Être de gauche, en France ?
À l'heure de la mondialisation, du libéralisme triomphant, de la montée des communautarismes et de la remise en question de bien des acquis sociaux, il serait bon d'essayer de redéfinir ce qu'est d'être de Gauche aujourd'hui en France.
Dans ce terme générique "Gauche" ont trouve chez nous des mouvements d'horizons divers. Des socialistes, des sociaux-démocrates, des républicains de gauche, des écologistes, des communistes, des trotskystes et des alter-mondialistes. Toutes ces tendances représentent réunies environ la moitié de l'électorat français. Pourtant, à de rares exceptions, ces différents groupes n'arrivent pas à créer une union car ils ont souvent une vision différente de la gauche.
Le modèle anglais " blairisme" semble être pour beaucoup de sociaux démocrates français la meilleure voie à suivre, l'exemple même d'une Gauche réaliste et pragmatique.

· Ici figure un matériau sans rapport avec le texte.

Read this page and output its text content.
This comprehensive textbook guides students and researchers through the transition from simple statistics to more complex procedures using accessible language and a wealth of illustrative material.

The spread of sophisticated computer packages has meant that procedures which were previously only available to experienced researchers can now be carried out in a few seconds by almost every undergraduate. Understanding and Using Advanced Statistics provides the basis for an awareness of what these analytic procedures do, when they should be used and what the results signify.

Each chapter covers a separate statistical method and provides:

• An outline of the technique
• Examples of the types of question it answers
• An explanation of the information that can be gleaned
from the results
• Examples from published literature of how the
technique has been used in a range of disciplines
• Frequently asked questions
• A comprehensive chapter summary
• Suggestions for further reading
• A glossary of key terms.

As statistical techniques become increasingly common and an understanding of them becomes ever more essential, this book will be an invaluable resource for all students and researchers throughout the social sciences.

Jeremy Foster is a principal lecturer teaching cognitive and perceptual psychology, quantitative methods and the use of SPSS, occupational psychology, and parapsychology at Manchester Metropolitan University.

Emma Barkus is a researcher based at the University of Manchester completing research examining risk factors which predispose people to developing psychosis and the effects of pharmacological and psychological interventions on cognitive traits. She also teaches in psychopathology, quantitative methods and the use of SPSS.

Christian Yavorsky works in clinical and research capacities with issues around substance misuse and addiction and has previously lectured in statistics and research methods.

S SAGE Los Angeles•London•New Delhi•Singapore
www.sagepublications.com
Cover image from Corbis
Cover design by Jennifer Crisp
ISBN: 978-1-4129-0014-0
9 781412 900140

Mais n'est-ce pas là, une sorte de fatalisme ?
La Gauche doit-elle accepter que plus jamais elle ne sera la Gauche ?
Doit-elle accepter qu'il n'y a pas d'autres modèles que le capitalisme ?
Doit-elle s'adapter aux exigences de l'ultra-libéralisme ?
Doit-elle oublier que c'est au progrès d'être au service de l'humain et non le contraire ?
Doit-elle renoncer à continuer d'inventer un modèle économique et social différent, plus juste et plus humain ?
Ce sont les questions que ceux qui se pensent de Gauche doivent se poser en conscience.
Les rares fois où la Gauche s'est retrouvé unie autour d'un projet, elle a gagné et fait avancer le progrès social.
1936, le Front Populaire : la semaine des quarante heures, les congés payés.
1945, le Gouvernement d'Union Nationale : la sécurité sociale.
1981, l'Union de la Gauche : l'abolition de la peine de mort, les trente-neuf heures.
1997, la Gauche Plurielle : les trente-cinq heures et le PACS.
A part la sécurité sociale qui a été votée conjointement avec la droite gaulliste, toutes les grandes avancées sociales ont été réalisées par la Gauche.
Mais à chaque fois la gauche était en grande partie rassemblée autour d'un projet. C'est la condition pour arriver au gouvernement...
Malheureusement aujourd'hui, à l'aube d'une grande échéance, ces conditions n'ont pas l'air d'être réunies. Des trois candidats affichés du PS aucun ne semble emporter l'adhésion des autres partis de Gauche. Or le PS représente tout au plus 35% de l'électorat. Sans le soutien des Verts et du PC, et sans programme commun, le PS ne peut donc pas prétendre à gouverner demain.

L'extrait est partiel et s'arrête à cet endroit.